Dúvidas sobre a amizade
Luiz Luna*
“Estou com 54 anos e conheço muita gente. Muitos se dizem amigos, mas na verdade sempre estão interessados em alguma coisa. Lamentavelmente, constatei que praticamente não tenho verdadeiras amizades, pois quando precisei, a maioria dos que com quem convivi se afastaram. Como homem com uma formação cristã, sempre procurei colaborar com o sucesso dos semelhantes, mas nem sempre essa via é de mão-dupla...”
Resguardadas as falhas de memória com relação à precisão das palavras, o depoimento acima escutei de um arquiteto e isso faz dez anos. A idéia, porém, está retratada com fidelidade. A conversa foi longa e ainda hoje tenho contato esporádico com esse poeta-filósofo, que considero amigo e uma pessoa especial, porque consegue superar as adversidades do relacionamento interpessoal, notadamente quando o conflito se estabelece. A vida é assim, recheada de alegrias e decepções, de aprendizado e busca de novas realizações. O ser humano repõe rapidamente seus desejos assim que satisfaz uma necessidade. Como já dizia o imperador romano Augustus (antes de Cristo), a vida é um grande teatro. Entre aquela época e hoje existe uma diferença enorme de cenário, no entanto os sentimentos e atos da humanidade são semelhantes.
Quem gosta costuma proteger, mimar e até mesmo atropelar alguns costumes no sentido de impressionar a quem nutre afeto (geralmente em detrimento da coletividade). Mas esse é o verdadeiro sentido da amizade? O dito popular “ter amigo na praça é melhor do que dinheiro na caixa” se alia ao ensinamento dos estudiosos do mercado de trabalho: devemos adquirir um extenso network (rede de relacionamentos) para facilitar nossa ascensão profissional.
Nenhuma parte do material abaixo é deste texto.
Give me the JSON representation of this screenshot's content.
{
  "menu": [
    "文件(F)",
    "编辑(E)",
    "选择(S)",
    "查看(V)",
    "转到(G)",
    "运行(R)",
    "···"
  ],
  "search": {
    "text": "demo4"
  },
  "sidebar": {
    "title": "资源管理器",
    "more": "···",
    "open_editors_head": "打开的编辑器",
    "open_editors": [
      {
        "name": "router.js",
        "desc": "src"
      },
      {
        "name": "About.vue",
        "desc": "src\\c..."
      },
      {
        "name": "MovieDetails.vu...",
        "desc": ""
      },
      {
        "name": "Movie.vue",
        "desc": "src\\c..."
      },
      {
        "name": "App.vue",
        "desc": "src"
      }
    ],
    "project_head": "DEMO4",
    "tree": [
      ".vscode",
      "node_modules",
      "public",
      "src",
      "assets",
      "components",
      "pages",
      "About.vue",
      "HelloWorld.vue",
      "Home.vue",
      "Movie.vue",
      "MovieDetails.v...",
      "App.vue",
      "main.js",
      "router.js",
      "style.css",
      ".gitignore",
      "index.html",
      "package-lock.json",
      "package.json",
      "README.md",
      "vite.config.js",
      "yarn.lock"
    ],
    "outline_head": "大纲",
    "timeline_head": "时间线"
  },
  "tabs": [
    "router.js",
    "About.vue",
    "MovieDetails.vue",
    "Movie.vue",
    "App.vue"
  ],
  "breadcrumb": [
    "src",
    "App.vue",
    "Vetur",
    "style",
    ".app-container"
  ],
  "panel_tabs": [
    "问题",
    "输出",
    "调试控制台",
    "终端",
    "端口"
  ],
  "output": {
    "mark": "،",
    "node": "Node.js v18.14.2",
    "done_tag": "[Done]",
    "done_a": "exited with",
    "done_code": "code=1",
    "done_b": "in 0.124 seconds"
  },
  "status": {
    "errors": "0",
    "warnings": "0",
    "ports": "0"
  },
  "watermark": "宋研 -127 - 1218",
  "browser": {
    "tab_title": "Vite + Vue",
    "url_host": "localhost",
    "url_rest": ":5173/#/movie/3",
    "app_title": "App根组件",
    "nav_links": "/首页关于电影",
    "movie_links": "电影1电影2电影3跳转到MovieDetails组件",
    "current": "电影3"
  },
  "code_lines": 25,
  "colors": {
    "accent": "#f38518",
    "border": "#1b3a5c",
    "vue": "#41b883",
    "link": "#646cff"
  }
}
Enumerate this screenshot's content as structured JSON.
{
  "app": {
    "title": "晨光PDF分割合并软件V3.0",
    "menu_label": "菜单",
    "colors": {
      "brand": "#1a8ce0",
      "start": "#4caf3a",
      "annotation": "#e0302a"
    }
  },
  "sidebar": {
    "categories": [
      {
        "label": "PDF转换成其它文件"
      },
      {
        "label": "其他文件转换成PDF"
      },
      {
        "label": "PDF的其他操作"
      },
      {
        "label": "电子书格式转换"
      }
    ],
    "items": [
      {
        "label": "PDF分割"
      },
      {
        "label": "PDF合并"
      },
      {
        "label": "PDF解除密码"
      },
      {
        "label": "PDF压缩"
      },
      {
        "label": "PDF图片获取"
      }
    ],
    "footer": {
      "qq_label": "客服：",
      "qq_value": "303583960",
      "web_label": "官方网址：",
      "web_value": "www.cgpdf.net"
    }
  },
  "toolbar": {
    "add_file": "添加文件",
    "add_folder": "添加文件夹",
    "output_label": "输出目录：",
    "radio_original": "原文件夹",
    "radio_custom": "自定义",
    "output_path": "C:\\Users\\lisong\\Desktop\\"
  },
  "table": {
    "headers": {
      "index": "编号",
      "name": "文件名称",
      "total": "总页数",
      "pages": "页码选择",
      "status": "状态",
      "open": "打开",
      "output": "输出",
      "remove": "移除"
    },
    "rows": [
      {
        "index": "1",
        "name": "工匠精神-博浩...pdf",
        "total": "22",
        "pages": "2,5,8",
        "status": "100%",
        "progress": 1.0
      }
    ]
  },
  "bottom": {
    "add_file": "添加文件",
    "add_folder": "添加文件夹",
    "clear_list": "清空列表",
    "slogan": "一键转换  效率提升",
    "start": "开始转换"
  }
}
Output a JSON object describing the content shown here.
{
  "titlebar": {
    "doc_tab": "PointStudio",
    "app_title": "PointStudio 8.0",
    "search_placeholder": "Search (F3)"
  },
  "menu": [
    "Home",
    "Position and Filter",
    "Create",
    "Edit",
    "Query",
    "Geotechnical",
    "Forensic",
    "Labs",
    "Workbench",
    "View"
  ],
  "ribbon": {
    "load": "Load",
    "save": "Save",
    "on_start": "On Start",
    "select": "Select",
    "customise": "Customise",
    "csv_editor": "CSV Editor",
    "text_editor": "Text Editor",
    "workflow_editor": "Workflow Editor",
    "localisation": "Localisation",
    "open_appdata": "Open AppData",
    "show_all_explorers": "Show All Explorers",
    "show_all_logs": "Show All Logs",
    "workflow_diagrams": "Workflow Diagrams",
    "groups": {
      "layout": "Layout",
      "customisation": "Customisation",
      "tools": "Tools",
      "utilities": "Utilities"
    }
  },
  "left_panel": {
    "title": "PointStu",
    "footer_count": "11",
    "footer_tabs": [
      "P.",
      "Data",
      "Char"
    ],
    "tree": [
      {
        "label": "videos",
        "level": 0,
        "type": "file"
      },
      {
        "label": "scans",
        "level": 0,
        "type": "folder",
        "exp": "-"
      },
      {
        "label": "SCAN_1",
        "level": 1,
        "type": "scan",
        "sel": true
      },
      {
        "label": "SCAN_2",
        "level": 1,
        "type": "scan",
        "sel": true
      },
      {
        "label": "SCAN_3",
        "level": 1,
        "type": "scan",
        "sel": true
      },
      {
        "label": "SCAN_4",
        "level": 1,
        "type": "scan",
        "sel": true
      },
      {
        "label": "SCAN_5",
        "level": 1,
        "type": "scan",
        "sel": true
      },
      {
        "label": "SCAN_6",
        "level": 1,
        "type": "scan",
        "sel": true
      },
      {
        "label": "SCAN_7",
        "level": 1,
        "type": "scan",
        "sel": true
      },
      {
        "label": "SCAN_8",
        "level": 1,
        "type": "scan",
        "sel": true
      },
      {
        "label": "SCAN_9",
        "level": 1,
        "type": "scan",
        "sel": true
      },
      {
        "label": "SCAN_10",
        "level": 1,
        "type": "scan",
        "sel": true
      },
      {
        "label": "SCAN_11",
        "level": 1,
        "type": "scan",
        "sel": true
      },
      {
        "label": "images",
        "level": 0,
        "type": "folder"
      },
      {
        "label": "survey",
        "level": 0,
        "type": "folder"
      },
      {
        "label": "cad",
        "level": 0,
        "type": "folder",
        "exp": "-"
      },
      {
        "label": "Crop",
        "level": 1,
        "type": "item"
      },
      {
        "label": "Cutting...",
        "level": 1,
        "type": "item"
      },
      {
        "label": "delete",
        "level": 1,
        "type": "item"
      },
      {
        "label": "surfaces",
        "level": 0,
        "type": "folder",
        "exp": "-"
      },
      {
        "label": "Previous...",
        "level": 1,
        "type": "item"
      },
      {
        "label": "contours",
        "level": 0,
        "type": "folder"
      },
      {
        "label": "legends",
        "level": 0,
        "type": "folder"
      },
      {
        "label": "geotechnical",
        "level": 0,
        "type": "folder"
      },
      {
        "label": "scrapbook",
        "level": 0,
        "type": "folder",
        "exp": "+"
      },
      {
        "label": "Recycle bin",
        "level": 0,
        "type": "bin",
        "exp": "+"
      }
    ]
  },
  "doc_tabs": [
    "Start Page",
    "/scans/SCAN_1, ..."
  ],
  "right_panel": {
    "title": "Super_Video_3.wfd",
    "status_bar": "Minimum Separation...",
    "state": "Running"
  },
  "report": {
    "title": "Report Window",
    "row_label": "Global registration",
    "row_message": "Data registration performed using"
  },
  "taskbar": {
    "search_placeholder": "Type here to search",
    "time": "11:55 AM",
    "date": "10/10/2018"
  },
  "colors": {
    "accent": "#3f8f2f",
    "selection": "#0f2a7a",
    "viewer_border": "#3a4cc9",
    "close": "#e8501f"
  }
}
Ou seja, há nessas idéias a indução ao materialismo e à aproximação do outro visando atingir algum objetivo específico. Isto destoa do conceito de amizade que pregamos, porque o que na verdade simboliza a verdadeira relação fraternal são sentimentos um pouco fora de moda na atualidade, como solidariedade, simpatia, respeito, amor, sinceridade, entre outros. Para ajudarmos outrem, não devemos necessariamente conhecer, nutrir algum sentimento especial, isso é uma obrigação intrínseca do homem social, que preza pela harmonia do ambiente em que vive, juntamente com sua família.
São distorções na forma de comunicação, no entendimento do que seja realmente um amigo, que causa frustração, desentendimento e decepções entre as pessoas. E a cada dia as relações humanas atingem um novo nível de complexidade. Temos atualmente um termo bastante em voga: amigo virtual. A expansão da internet e de sites de relacionamentos como o Orkut, contribui sobremaneira para a disseminação desse termo, notadamente entre os jovens, ainda imaturos no que tange à arte de bem se relacionar. Se bem que, nesse aspecto, provavelmente a idade não influencie muito, pois entre os da terceira idade também são comuns as dúvidas em torno do real significado da palavra amizade, como aconteceu com meu amigo arquiteto.
Ainda bem que esses desencontros não se constituem em um absolutismo, havendo muitas pessoas felizes com seus relacionamentos interpessoais e convictas de que possuem boas amizades, não sendo necessariamente a distância ou o tempo de comunicação que define essas relações fraternais.
* Jornalista e especialista em gestão de pessoas.